What can I conclude from this? A theory of mine is developing for the NBA regular season. Take a look at the 1) expectations for a team for the season and 2) their effort level.
That seems to account for most of the variability in spread-covering percentages for each team.
Essentially, if a team is expected to be very good and they are very good, and they try at the same level of effort as before, they will go roughly fifty percent.
But if a team exceeds expectations, then when? Well they are likely to cover more than their share of spreads. If a team drops below expectations, they will do less.
The Cavs tried really hard and got a high level of effort from each player. Thus they covered more spreads. Orlando also (seemingly) tried hard this season. The Pistons? They didn't try hard at all. And they failed to cover the spreads because they had an established identity as a hard-working team.
Interesting that these patterns for season-long betting emerge. Other research points would include how long into the season do winning percentages and records solidify? I mean how long into the season, if a team has a record of say, .400, will they finish the season with roughly that record? Ten games? Twenty? Or forty?
And once that record is roughly locked in, do the betting lines reflect the point spread from the start of the seasons's expectations? Because what matters is how quickly and accurately the lines can reflect changes.

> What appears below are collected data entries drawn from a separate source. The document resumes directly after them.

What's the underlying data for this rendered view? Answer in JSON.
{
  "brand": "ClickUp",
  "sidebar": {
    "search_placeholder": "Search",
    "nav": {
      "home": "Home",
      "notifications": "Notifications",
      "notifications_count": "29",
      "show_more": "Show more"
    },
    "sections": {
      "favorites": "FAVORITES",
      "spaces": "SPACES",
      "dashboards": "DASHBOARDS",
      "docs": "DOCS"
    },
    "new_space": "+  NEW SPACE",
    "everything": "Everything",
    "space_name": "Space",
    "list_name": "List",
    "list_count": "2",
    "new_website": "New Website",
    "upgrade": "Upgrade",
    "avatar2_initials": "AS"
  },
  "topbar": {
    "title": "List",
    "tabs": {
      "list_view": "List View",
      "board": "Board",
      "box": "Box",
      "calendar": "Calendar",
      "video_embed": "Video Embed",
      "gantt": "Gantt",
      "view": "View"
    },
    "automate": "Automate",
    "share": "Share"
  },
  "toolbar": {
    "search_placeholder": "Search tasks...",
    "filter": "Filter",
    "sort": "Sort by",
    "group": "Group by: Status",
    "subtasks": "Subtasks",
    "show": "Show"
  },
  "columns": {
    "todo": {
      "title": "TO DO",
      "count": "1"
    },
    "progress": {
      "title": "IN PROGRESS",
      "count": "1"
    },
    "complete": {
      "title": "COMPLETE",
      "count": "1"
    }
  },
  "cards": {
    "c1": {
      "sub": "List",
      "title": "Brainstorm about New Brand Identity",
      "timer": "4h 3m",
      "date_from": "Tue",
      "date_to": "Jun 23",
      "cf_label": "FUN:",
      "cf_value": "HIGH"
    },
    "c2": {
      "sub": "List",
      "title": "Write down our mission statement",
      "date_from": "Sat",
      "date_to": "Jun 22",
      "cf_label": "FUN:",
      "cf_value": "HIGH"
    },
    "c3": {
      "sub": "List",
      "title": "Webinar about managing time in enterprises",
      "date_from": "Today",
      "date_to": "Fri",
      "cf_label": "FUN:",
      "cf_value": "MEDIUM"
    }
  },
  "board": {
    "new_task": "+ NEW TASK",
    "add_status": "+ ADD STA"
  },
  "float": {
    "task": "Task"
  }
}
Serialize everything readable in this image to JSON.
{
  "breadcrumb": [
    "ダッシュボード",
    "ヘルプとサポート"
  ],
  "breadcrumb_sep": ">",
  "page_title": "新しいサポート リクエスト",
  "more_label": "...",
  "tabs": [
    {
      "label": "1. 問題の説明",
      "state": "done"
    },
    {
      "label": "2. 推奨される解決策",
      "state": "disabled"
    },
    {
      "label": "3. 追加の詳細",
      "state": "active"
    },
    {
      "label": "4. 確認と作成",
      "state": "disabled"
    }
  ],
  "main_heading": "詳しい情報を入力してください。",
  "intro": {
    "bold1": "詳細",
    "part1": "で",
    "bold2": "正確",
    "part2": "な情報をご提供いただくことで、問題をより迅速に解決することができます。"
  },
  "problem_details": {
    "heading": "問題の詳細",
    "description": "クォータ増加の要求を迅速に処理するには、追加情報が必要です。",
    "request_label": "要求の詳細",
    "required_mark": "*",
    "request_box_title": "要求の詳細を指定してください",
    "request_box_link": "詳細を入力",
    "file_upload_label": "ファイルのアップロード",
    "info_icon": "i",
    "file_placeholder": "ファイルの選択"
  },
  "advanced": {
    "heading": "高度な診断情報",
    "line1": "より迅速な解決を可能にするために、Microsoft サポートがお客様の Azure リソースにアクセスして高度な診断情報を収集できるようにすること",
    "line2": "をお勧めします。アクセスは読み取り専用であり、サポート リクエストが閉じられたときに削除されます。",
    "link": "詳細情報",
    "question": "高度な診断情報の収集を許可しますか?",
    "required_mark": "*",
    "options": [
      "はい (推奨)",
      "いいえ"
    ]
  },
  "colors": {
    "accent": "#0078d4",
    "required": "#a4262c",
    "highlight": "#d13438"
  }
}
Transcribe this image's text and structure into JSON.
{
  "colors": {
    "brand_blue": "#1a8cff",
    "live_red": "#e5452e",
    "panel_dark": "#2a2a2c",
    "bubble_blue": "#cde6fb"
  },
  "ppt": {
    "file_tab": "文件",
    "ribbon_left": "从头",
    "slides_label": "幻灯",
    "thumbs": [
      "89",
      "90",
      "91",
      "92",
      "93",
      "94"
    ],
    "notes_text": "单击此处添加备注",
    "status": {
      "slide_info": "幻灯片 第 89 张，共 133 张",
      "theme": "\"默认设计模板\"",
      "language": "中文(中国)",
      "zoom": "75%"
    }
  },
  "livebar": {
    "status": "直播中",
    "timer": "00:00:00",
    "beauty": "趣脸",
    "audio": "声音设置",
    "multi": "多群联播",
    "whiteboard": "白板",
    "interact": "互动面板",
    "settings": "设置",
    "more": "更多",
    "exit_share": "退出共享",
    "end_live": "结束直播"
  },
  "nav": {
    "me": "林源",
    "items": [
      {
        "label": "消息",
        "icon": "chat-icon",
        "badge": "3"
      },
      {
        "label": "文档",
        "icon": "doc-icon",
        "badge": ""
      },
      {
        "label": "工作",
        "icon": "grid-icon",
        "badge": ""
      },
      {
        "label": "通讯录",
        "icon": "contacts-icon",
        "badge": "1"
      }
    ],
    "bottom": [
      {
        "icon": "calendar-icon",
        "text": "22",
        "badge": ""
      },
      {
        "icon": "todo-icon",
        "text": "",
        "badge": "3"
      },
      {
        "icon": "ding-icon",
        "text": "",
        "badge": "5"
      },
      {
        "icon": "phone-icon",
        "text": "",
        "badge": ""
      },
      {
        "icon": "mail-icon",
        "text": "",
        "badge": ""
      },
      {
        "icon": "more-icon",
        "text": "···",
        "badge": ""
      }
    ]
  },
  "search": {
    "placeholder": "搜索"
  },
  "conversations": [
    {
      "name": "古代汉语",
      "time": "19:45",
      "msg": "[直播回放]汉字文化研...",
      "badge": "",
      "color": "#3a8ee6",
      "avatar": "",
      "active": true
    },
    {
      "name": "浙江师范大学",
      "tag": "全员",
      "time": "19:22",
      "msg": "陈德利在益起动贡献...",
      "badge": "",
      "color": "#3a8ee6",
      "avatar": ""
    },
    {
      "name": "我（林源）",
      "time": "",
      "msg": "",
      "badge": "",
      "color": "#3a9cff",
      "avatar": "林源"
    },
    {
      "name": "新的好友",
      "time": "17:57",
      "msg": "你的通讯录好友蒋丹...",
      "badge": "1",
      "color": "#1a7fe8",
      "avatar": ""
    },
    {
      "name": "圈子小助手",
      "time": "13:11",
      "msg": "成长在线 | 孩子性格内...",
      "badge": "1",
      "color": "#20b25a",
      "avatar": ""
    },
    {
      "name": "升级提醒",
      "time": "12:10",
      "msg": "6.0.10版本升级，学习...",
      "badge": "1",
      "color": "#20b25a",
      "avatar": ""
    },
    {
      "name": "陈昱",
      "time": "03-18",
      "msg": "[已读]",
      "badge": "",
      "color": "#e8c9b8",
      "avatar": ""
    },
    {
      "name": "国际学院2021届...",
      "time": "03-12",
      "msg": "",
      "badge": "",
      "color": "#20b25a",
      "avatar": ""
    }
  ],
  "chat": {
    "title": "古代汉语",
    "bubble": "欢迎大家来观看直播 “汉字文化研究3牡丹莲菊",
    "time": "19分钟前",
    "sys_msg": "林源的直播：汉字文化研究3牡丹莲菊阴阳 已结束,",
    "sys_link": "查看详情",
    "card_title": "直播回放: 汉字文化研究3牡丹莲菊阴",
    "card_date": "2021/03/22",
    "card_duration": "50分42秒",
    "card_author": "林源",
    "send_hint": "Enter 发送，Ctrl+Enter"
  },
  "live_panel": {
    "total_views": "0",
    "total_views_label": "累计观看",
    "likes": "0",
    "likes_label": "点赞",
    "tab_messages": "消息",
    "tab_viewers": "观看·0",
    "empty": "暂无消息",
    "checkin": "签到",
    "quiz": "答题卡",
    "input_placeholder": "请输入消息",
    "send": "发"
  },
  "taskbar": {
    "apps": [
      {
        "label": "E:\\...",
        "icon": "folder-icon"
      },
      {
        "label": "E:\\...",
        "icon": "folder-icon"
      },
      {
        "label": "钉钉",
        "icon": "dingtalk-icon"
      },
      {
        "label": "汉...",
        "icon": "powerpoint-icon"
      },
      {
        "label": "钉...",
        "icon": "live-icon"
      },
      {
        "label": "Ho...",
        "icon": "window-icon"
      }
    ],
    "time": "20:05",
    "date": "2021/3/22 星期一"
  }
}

What I've read about NFL or NCAA football, and NBA basketball, indicates that once people know how good a team is they are very good at predicting point spreads and who will win. So what matters is when their is a change in a teams skill level whoever can identify it fast enough, and accurately, stands to make the most money. It doesn't matter if they get better or worse, what matters is accurately detecting change. And being able to disregard statistical noise.